Through and through, Inland Sea takes you along the beats of a life from a bygone era, showing the subtleties of an eroding way of life through the works of unapologetic humanism. Soda never strays beyond the confines of Ushimado, only interviewing a tiny fraction of the population along the way. Much like Lucille Carra’s 1991 documentary of a similar title, The Inland Sea, Soda’s film displays how this working port is well on the way to becoming a tourist trap, bustling in the summer but inactive otherwise. While having a few other comparisons Soda’s film takes its own route when compared to the aforementioned Carra film, but they both carry the same unmistakably elegiac undercurrents, it’s just that Inland Sea outright rejects any sense of pure gloom. A word we consistently hear throughout — in both conversations and greetings — is the Japanese word/term “genki,” which means lively, energetic spirit. Genki is seemingly what keeps the lives of not just Wan-Chai and Kumiko steadily going into their nineties, but the entire community of Ushimado. It’s a term that’s at the pulse of Soda’s film, sustaining this intimate study one fish at a time.

Grade: B-

A Million Little Pieces

For those unaware, James Frey has a pretty fascinating story. Unfortunately for him, the most tantalizing (and factual) part of that story didn’t start until after he published his best-selling, Oprah-backed 2003 memoir about his addictions and subsequent rehab, A Million Little Pieces. But it was in 2006, when an investigative report alleged that Frey had fabricated many of the details in his book, that his true legacy begin to take shape. But while some were quick to call it a scandal and jump to conclusions, film people were perhaps a bit more forgiving; it’s a medium that’s often reliant upon illusion, and naturally encourages storytellers to pursue truth even at the expense of pure facts. Some might argue that, if A Million Little Pieces was helpful or inspiring for the addicts who needed it most, then a few embellishments are a small price to pay. In other word, it’s somewhat understandable — even after all the controversy — why Sam and Aaron Taylor-Johnson were still interested in adapting the book. But it also didn’t stop them for taking the material in the most dull and generic way possible.
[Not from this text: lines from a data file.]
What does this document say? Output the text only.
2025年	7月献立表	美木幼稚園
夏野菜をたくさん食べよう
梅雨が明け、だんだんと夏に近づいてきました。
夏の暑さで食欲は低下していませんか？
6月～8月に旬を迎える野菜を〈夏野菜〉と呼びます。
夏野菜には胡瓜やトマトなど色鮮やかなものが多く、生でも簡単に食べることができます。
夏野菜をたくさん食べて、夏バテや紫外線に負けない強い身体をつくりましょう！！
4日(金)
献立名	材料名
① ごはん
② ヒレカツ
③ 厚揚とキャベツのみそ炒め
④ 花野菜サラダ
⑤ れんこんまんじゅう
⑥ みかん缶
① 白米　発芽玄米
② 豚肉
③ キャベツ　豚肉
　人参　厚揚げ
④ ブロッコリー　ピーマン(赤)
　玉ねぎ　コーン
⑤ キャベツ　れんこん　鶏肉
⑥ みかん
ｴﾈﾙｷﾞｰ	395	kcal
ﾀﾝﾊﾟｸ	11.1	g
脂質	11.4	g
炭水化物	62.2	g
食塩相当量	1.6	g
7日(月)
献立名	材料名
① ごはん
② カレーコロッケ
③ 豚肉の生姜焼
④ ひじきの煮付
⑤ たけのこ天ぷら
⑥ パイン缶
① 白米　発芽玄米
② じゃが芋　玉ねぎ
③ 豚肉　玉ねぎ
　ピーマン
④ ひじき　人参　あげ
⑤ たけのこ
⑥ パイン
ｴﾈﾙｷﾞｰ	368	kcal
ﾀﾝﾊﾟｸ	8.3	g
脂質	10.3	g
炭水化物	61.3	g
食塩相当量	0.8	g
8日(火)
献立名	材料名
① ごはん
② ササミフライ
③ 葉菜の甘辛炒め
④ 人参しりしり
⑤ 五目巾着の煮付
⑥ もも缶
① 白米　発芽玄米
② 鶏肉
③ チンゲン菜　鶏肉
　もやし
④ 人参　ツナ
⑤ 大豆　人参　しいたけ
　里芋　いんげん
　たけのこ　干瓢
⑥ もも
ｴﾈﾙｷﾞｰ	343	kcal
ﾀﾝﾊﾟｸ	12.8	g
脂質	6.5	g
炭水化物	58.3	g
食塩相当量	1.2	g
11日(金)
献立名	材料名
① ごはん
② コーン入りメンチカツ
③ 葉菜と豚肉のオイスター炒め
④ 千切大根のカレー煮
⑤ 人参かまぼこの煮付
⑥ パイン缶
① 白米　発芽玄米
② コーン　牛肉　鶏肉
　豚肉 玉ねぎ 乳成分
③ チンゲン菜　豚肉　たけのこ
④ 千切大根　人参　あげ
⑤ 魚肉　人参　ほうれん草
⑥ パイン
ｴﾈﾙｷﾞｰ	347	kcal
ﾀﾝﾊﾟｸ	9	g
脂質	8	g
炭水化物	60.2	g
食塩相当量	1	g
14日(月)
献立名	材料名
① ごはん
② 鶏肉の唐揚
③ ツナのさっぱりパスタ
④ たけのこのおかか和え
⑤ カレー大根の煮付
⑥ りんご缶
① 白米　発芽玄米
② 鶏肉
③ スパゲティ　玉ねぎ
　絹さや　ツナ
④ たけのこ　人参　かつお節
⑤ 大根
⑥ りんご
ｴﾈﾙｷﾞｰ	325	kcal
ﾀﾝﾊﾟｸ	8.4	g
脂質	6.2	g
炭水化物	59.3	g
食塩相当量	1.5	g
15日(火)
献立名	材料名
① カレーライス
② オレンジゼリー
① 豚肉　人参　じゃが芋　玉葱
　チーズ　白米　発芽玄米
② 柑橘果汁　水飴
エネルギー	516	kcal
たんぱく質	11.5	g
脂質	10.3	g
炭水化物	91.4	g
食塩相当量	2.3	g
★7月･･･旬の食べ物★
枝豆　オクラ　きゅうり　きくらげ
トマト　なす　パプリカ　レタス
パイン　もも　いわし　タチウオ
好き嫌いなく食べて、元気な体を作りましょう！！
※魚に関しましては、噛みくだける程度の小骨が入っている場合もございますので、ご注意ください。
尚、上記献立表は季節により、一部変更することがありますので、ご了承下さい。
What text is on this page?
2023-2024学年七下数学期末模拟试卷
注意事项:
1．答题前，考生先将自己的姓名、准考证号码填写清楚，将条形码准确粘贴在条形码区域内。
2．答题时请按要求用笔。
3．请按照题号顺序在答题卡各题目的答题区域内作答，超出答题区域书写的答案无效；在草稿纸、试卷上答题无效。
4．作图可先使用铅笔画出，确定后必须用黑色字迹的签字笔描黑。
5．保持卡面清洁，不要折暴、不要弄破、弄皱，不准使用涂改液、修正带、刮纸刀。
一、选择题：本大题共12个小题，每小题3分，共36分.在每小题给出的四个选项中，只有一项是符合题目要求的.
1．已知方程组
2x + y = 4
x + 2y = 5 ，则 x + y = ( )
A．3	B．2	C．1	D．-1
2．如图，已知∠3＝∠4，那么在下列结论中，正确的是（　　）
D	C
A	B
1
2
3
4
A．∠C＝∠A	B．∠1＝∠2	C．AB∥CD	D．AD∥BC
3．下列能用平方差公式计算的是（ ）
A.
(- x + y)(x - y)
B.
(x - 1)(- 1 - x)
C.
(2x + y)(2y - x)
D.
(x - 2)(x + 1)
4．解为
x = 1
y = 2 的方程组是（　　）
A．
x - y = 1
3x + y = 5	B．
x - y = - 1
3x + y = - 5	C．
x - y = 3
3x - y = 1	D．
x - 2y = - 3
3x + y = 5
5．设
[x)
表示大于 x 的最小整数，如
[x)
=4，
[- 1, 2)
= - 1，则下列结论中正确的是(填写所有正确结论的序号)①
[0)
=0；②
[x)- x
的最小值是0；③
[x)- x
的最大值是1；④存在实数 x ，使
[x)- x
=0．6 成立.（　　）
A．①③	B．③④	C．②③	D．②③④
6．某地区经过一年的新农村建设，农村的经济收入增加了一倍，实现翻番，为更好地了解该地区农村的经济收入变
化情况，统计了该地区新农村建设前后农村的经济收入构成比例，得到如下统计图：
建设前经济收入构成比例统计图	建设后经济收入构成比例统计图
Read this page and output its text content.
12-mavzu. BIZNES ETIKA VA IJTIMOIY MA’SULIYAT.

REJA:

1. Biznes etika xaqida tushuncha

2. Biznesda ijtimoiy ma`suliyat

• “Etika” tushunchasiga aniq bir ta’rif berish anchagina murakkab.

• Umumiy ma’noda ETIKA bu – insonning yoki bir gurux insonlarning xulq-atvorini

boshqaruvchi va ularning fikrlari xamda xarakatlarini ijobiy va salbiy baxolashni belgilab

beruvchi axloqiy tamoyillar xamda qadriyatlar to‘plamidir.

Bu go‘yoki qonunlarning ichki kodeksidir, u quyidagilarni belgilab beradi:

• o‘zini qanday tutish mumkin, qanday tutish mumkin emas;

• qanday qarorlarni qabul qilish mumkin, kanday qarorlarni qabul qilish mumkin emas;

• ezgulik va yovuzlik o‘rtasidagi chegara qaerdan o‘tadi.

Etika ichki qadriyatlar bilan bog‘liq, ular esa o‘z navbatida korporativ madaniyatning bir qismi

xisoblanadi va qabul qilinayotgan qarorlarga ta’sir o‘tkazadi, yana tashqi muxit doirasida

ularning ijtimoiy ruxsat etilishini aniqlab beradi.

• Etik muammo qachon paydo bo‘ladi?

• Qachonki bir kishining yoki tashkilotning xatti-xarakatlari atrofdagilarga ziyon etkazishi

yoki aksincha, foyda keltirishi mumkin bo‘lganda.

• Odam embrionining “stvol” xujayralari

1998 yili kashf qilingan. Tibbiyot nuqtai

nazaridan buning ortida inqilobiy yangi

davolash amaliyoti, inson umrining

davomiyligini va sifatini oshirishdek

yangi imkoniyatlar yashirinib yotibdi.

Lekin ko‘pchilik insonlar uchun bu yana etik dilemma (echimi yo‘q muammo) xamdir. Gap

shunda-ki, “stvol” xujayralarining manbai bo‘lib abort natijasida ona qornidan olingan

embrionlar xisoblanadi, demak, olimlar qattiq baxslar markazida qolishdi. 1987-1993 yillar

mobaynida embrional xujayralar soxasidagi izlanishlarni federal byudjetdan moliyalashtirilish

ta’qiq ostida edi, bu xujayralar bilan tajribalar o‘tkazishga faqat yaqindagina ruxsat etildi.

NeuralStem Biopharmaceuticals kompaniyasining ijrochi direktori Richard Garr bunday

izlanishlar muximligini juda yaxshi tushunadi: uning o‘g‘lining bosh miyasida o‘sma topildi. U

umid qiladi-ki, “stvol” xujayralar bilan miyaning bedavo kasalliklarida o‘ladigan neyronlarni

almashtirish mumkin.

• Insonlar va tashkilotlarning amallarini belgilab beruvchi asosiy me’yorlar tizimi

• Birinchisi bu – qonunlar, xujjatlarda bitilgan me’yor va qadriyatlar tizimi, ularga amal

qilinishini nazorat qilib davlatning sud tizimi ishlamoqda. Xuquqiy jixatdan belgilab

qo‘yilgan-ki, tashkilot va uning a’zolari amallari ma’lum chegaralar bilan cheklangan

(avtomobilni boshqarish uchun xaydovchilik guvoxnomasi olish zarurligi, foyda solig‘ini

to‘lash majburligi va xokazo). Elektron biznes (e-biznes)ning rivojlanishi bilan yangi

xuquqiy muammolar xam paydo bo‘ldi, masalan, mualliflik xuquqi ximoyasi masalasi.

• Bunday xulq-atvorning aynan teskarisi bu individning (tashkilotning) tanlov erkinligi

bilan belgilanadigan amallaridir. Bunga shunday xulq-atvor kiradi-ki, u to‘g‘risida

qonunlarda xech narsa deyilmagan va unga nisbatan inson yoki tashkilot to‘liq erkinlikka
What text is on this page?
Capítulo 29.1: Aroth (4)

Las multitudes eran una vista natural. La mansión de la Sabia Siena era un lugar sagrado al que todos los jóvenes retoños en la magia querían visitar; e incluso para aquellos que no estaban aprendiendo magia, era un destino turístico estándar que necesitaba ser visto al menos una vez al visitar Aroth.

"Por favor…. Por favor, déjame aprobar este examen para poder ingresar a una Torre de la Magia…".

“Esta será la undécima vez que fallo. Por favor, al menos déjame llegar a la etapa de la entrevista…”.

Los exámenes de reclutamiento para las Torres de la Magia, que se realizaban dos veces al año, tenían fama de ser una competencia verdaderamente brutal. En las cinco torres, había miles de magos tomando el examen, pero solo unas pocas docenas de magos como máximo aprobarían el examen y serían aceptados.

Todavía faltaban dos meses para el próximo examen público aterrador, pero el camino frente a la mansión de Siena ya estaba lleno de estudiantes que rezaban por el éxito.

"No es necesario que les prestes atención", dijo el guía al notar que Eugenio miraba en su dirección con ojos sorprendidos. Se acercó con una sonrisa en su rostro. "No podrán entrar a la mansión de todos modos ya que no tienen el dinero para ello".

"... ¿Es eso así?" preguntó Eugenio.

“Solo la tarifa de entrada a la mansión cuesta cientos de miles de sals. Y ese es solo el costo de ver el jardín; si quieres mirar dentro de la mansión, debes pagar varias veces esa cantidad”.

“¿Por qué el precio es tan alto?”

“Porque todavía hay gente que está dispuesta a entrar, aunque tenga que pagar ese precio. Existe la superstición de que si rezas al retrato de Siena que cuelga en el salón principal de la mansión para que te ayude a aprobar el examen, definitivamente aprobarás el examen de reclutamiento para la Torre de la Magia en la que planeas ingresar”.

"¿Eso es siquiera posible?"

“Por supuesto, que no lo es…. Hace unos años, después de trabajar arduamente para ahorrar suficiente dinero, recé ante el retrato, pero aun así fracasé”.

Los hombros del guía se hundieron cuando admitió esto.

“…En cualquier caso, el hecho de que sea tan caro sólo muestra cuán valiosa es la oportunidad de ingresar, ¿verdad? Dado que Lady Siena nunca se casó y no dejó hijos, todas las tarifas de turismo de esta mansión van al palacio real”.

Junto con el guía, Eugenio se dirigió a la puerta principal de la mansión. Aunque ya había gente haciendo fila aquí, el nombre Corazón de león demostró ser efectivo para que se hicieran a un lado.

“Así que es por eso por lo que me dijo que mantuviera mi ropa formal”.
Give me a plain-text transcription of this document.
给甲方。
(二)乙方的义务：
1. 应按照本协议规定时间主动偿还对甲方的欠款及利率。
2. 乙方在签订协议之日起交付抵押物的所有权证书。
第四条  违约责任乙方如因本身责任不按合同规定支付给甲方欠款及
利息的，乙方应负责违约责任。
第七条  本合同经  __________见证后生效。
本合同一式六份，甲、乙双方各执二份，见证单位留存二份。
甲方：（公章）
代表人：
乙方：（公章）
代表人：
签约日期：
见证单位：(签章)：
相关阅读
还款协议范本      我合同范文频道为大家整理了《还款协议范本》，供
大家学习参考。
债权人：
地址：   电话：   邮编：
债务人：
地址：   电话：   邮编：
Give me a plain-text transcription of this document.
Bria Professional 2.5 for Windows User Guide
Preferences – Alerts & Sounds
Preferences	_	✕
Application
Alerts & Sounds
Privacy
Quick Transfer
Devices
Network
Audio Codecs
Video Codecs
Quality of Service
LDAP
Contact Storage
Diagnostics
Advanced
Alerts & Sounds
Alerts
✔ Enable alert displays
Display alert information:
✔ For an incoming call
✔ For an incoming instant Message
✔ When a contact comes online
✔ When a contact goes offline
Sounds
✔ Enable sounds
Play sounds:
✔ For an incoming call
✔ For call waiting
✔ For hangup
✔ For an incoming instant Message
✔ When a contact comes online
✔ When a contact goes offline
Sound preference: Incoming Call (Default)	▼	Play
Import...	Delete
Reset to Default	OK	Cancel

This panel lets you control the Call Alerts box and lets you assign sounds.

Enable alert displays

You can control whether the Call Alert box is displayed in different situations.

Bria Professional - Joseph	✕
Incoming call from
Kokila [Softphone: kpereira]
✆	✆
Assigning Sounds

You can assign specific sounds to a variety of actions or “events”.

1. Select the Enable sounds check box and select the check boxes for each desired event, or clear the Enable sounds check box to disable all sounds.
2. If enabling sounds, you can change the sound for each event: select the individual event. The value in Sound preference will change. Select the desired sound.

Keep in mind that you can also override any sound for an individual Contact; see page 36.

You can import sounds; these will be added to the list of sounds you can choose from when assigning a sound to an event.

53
Aaron Taylor-Johnson stars as Frey, playing him as an angry young man in the early ’90s who’s tried all the negative methods to control the rage boiling inside him. The opening scene finds him thrashing around a house party naked and high out his mind with everyone else keeping their distance from him, as he slips over a bannister and falls onto the hood of a car below. He wakes up on a plane, forgetting how he got there and not knowing where he’s going. His faced is smashed to bits. When the flight lands in Minneapolis, Frey is pick up by his put-together brother (Charlie Hunnam) and driven straight to rehab, beginning a morbidly funny but very familiar tale of addiction and recovery that would still ring a bit false even if it weren’t based on lies. Originality is tricky when it comes to stories about addiction, because addiction essentially whittles everyone who suffers from it down to the same thing. As a result, many addiction movies have to find their own avenue to tell that story, and to stand out. The genre also places a special emphasis on specificity, so it’s not surprising that A Million Little Pieces works best when it leans into the little things.

a-million-little-pieces
Image via Momentum Pictures

As James makes his way through the process of rehab he’s met with an assortment of characters, some stand out while others are stereotypes. Juliette Lewis is completely thrown to the side as the resident psychologist, Hunnam isn’t able to make anything of his three scenes and Odessa Young does alright work as James’ love interest while in the facility. Always a welcome presence, Dash Mihok brings some real soul to his performance as Frey’s group supervisor, and Billy Bob Thornton is quite good as Leonard, an amiable father figure to James whose happy-go-lucky attitude hides a history of violence. Aaron Taylor-Johnson works hard to hint at all the deep-seated pain the film doesn’t make much time to explore, but the scenes between Frey and Leonard only expose how blank and underwritten that deep-seated pain is. But as A Million Little Pieces chugs along the focus of it all only gets more out of whack, so determined to push towards a nice little story of a man hitting bottom and strangers lifting him up, that even the part where Frey discover his “gift” for writing is rushed and inconclusive. It may not have been wrong to make a straightforward adaptation of A Million Little Pieces, but this movie makes the approach seem even worse than that: It makes it seem practically pointless. No matter how tantalizing A Million Little Pieces could have been, it’s ultimately a rather dull, generic and just not very noteworthy variation on a story we’ve seen plenty of times before, but with more insight and panache.